En 2018, un chercheur a découvert un autre effet : les invectives améliorent les performances physiques. Il est parvenu à cette conclusion après avoir demandé à des sujets de pédaler sur un vélo d’appartement : ceux qui juraient parvenaient à maintenir un effort plus important sur une même durée.

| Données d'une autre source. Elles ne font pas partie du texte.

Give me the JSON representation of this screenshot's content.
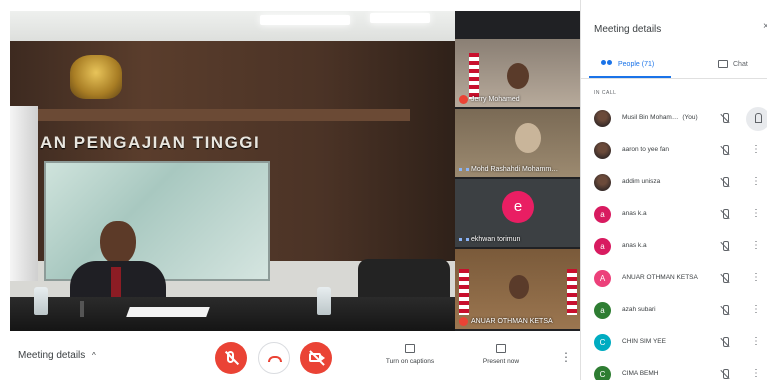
{
  "main_video": {
    "sign_text": "RIAN PENGAJIAN TINGGI"
  },
  "tiles": [
    {
      "name": "Jerry Mohamed",
      "muted": true
    },
    {
      "name": "Mohd Rashahdi Mohamm…",
      "muted": false
    },
    {
      "name": "ekhwan torimun",
      "muted": false,
      "avatar_letter": "e",
      "avatar_color": "#e91e63"
    },
    {
      "name": "ANUAR OTHMAN KETSA",
      "muted": true
    }
  ],
  "panel": {
    "title": "Meeting details",
    "close": "×",
    "tabs": {
      "people": "People (71)",
      "chat": "Chat"
    },
    "section_label": "IN CALL",
    "people": [
      {
        "name": "Musil Bin Moham…",
        "tag": "(You)",
        "avatar_letter": "",
        "avatar_color": "#1a237e",
        "photo": true
      },
      {
        "name": "aaron to yee fan",
        "tag": "",
        "avatar_letter": "",
        "avatar_color": "#3a2d2a",
        "photo": true
      },
      {
        "name": "addim unisza",
        "tag": "",
        "avatar_letter": "",
        "avatar_color": "#2d2d2d",
        "photo": true
      },
      {
        "name": "anas k.a",
        "tag": "",
        "avatar_letter": "a",
        "avatar_color": "#d81b60",
        "photo": false
      },
      {
        "name": "anas k.a",
        "tag": "",
        "avatar_letter": "a",
        "avatar_color": "#d81b60",
        "photo": false
      },
      {
        "name": "ANUAR OTHMAN KETSA",
        "tag": "",
        "avatar_letter": "A",
        "avatar_color": "#ec407a",
        "photo": false
      },
      {
        "name": "azah subari",
        "tag": "",
        "avatar_letter": "a",
        "avatar_color": "#2e7d32",
        "photo": false
      },
      {
        "name": "CHIN SIM YEE",
        "tag": "",
        "avatar_letter": "C",
        "avatar_color": "#00acc1",
        "photo": false
      },
      {
        "name": "CIMA BEMH",
        "tag": "",
        "avatar_letter": "C",
        "avatar_color": "#2e7d32",
        "photo": false
      }
    ]
  },
  "bottombar": {
    "meeting_details": "Meeting details",
    "chevron": "^",
    "captions_label": "Turn on captions",
    "present_label": "Present now",
    "more": "⋮"
  },
  "colors": {
    "accent": "#1a73e8",
    "danger": "#ea4335"
  }
}
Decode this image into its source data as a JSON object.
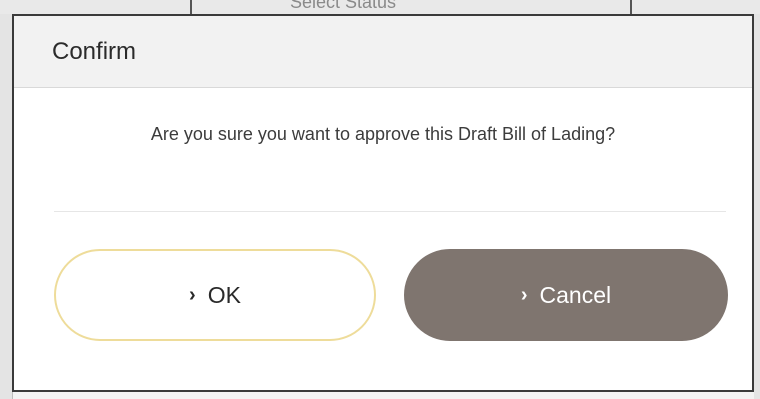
{
  "background": {
    "partial_text": "Select Status"
  },
  "dialog": {
    "title": "Confirm",
    "message": "Are you sure you want to approve this Draft Bill of Lading?",
    "ok_label": "OK",
    "cancel_label": "Cancel",
    "chevron_glyph": "›"
  },
  "colors": {
    "ok_border": "#eedc9a",
    "cancel_bg": "#7f756f"
  }
}
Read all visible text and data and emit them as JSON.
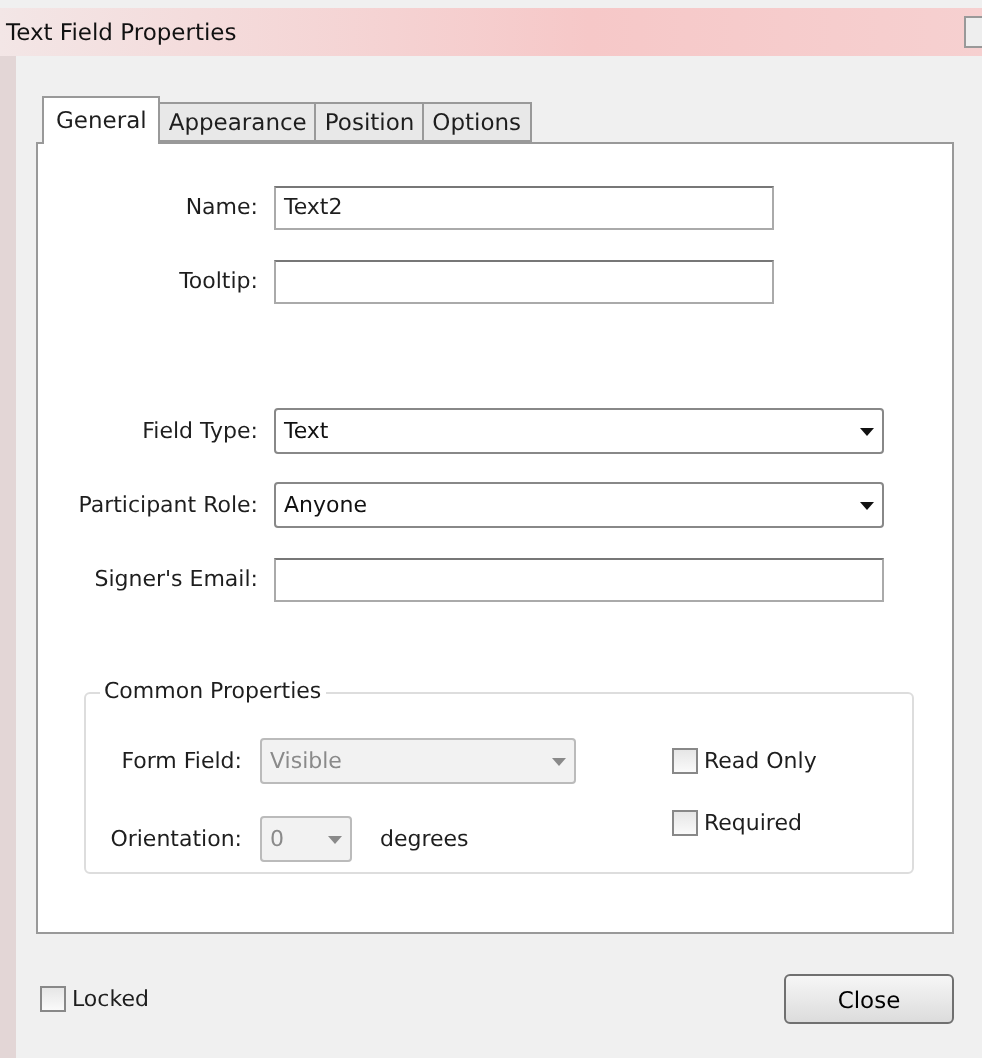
{
  "window": {
    "title": "Text Field Properties"
  },
  "tabs": [
    {
      "label": "General",
      "selected": true
    },
    {
      "label": "Appearance",
      "selected": false
    },
    {
      "label": "Position",
      "selected": false
    },
    {
      "label": "Options",
      "selected": false
    }
  ],
  "name_fields": [
    {
      "kind": "text",
      "label": "Name:",
      "value": "Text2"
    },
    {
      "kind": "text",
      "label": "Tooltip:"
    }
  ],
  "role_fields": [
    {
      "kind": "select",
      "label": "Field Type:",
      "value": "Text"
    },
    {
      "kind": "select",
      "label": "Participant Role:",
      "value": "Anyone"
    },
    {
      "kind": "text",
      "label": "Signer's Email:"
    }
  ],
  "common_properties": {
    "title": "Common Properties",
    "form_field": {
      "label": "Form Field:",
      "value": "Visible",
      "disabled": true
    },
    "orientation": {
      "label": "Orientation:",
      "value": "0",
      "unit": "degrees",
      "disabled": true
    },
    "checkboxes": [
      {
        "label": "Read Only",
        "checked": false
      },
      {
        "label": "Required",
        "checked": false
      }
    ]
  },
  "locked": {
    "label": "Locked",
    "checked": false
  },
  "buttons": [
    "Close"
  ]
}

Un rôle important du langage injurieux est peut-être bien de permettre aux gens de « se défouler », en servant d’exutoire pour soulager les tensions psychologiques.

Pour celles et ceux qui conduisent, votre voiture en est le témoin privilégié.


Ainsi, après avoir été tabou, les gros mots sont aujourd’hui largement réhabilités, tout le monde en dit. Et, pour celles et ceux qui s’en désolent, ce n’est pas près de s’arranger, puisque la science en vante les bienfaits : dire des gros mots quand on s’est fait mal, cela soulage la douleur.


Je vous invite à présent à vous poser quelques instants et vous interroger dans quelles situations dites-vous des gros-mots ? Est-ce pour gérer votre stress, des émotions désagréables, de la douleur ? Au contraire, pour exprimer votre joie ou de la surprise ? Ou dans d’autres situations encore ?


Quoi qu’il soit, soyez rassuré : dans mon cabinet de sophrologie, vous pourrez jurer si cela vous chante, et je pourrai vous apprendre, non pas des nouveaux gros mots, mais des techniques pour gérer les manifestations de votre stress, accueillir vos émotions désagréables ou gérer votre douleur, et aussi pour développer vos super-pouvoirs : vos capacités d'adaptation, respiratoire, de concentration, de détente, etc...


Pour conclure, je vous partage, non sans émotion, mon juron préféré : "putaing", avé l'accent. Réminiscence de mon papa qui, telle une virgule verbale propre à sa région natale, ponctuait ses phrases par ce mot là.